Canada Pension Plan Investment Board, which trades as CPP Investments, has scooped up the mall’s ownership by exercising share rights as the main secured creditor of the asset’s owner, Intu Trafford Centre Group.
CPP has acquired the 2.2m sq ft shopping centre in Trafford, Greater Manchester, through its wholly owned subsidiary CPPIB Credit Investments.
The value of the deal was not disclosed due to its nature as a share right exercise but is thought to be around £800m – significantly below the Trafford Centre’s last valuation of £1.2bn before its owner Intu Properties collapsed into administration in June.

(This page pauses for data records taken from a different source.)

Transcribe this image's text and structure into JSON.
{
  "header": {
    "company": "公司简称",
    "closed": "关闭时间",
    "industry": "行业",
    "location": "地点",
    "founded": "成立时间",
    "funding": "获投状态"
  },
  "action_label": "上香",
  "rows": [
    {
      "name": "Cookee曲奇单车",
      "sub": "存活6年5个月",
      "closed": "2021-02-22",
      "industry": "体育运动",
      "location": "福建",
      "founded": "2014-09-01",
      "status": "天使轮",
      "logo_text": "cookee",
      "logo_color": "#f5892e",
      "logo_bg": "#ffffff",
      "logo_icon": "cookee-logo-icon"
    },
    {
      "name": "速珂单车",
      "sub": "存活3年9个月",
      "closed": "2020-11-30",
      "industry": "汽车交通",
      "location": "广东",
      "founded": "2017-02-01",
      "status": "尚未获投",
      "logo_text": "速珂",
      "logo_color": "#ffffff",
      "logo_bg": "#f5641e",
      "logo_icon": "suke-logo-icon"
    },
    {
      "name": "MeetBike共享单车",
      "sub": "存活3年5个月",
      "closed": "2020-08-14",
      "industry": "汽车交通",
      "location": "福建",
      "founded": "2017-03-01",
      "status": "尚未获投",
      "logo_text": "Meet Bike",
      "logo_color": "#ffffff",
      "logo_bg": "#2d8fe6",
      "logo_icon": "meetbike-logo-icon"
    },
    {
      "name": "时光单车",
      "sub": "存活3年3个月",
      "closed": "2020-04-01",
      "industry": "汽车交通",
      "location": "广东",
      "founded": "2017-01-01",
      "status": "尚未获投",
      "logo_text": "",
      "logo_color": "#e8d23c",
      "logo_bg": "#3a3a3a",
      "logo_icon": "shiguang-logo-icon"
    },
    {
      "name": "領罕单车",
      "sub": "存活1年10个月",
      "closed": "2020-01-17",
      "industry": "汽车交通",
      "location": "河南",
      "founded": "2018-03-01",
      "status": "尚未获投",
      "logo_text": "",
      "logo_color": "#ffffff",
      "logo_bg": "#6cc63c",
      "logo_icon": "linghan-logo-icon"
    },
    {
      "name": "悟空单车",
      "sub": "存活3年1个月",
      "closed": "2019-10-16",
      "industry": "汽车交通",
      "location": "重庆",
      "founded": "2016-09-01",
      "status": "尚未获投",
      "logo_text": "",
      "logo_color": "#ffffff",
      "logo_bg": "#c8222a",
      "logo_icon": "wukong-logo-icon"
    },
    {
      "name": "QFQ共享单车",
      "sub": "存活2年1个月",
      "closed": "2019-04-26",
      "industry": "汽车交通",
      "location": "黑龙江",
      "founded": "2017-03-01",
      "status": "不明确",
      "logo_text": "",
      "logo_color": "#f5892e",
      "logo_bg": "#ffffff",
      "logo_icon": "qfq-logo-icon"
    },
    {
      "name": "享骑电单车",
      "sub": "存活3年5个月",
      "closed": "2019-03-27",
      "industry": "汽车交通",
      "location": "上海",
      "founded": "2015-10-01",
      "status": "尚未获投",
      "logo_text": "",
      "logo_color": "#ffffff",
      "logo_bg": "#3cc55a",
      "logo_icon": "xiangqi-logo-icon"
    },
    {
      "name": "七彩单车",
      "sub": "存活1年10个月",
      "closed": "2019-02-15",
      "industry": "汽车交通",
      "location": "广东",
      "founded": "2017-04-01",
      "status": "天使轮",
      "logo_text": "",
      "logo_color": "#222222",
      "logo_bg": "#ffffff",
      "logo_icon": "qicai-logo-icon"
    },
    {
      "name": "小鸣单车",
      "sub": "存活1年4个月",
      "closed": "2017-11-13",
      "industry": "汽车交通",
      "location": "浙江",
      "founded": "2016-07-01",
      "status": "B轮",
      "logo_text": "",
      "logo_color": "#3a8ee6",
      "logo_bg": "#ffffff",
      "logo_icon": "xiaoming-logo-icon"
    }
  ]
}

CPPIB Credit in 2017 provided a £250m loan facility to Intu Trafford Centre Group, a special purpose subsidiary set up by Intu to own and manage the mall. The loan was secured by the equity interest in the Trafford Centre.
In June, Intu appointed administrators at professional services firm KPMG and a sale process was initiated for the Trafford Centre, however no viable bids were received.
CPP said in a statement today: “As the principal secured creditor of Intu Trafford Centre Group, with security over the equity interest in the Trafford Centre, and in the absence of alternative sources of funding and the unsuccessful sale process, CPPIB Credit has exercised its rights to acquire the shares in ITCG and the ownership of the Trafford Centre.”
The mall was built by local landowner the Peel Group in the late 1990s and opened to the public in 1998. In 2011, Peel sold it to Capital Shopping Centres (which later rebranded as Intu) for £1.6bn but retained a 24.6% stake in Intu, which collapsed into administration this year after failing to strike a deal with lenders to pay down an estimated £4.5bn in debt.
The Trafford Centre has continued to operate throughout the administration process, along with Intu’s other 16 UK shopping centres, which are also owned by independent special purpose vehicles.
CPP is an established investor in UK shopping centres with specialist experience of owning large-scale retail assets. Its global equity investment portfolio – valued at CAD$456.7bn (£265.3bn) as of 30 September – includes stakes in UK shopping centres including the Westfield in London, of which it owns 25%, the Bullring in Birmingham, and Wellington Place in Leeds.
CPPIB Credit said in its statement today it would “evaluate the Trafford Centre’s complex capital structure to ensure it supports the return to long-term viability”.
Geoff Souter, managing director and head of real assets credit at CPPIB Credit, added: “The Trafford Centre is one of the UK’s top five shopping centres, welcoming more than 30 million shoppers annually, and counts many leading global retailers among its occupiers.
“While conditions for retail in 2020 have been very challenging, we are able to take a long-term view and believe that, with strategic management and investment, the Trafford Centre has strong prospects.
“An immediate priority is to support the Trafford Centre’s management, ensuring continued optimal operation of the Trafford Centre, and to appoint a long-term expert operating partner.”